Paras went with the Cisco products, "because we couldn't find any other products offering both video and voice IP with call-center functionality. We heard there were open source products such as Asterisk, but two years ago, Cisco had the only products that could do what we needed--delivering video to someone's desk."

Paras has used several different end-point videoconferencing systems since first deploying HCIN in 2005. "We started with a Polycom product--I don't recall its name--that had a Web camera and a laptop, with a proprietary high-quality video codex that delivered boardroom quality video," she says.

She later migrated to a Tandberg 1000, an integrated camera/VoIP unit that offered compatibility with the Skinny Client Control Protocol (SCCP), the proprietary protocol Cisco uses to communicate between CallManager and VoIP phones. A year later, Paras deployed Cisco's 7985 videophones, an OEM offering from Tandberg that is also SCCP-enabled. They're located in interpreter stations around each hospital.

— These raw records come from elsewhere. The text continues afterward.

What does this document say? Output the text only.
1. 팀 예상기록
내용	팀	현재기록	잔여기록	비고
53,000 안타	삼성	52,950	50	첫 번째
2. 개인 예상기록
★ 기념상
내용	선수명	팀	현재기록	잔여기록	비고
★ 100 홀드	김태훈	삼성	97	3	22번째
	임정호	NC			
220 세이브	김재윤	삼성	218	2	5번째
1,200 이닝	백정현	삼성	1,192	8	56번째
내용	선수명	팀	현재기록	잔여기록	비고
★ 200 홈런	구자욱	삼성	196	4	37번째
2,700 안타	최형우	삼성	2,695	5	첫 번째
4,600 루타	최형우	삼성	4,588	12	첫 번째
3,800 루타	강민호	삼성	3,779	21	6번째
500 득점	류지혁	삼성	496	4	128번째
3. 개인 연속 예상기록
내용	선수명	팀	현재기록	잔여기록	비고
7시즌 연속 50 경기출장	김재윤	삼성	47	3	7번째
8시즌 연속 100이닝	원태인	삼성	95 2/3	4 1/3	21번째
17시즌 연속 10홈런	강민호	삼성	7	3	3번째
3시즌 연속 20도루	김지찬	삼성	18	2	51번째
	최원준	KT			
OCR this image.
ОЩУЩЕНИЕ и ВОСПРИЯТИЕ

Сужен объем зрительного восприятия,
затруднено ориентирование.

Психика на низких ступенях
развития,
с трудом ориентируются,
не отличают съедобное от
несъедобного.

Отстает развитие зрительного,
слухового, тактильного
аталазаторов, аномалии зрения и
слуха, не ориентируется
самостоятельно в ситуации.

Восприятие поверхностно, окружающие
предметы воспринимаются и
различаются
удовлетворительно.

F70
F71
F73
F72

HCIN also relies on a variety of other videophones as well as audio-only phones--seven different end-point devices in all, Paras notes. For instance, a Polycom wireless speaker phone on a rolling cart is located in emergency rooms, where it can be wheeled into a trauma bay to allow a nurse or physician and patient to talk with an interpreter located elsewhere. Dual-handset VoIP phones allow an admitting nurse and a patient to both talk with an interpreter. "A videophone might be too intrusive in a chaotic situation" such as an ER, she explains.

Finally, Paras elected to deploy an AT&T (then SBC) MPLS network to connect the three hospitals. SBC got the call because, "all of the hospitals had existing contracts with SBC, so it was familiar ground, and SBC had just completed development of a similar MPLS network for another hospital in northern California."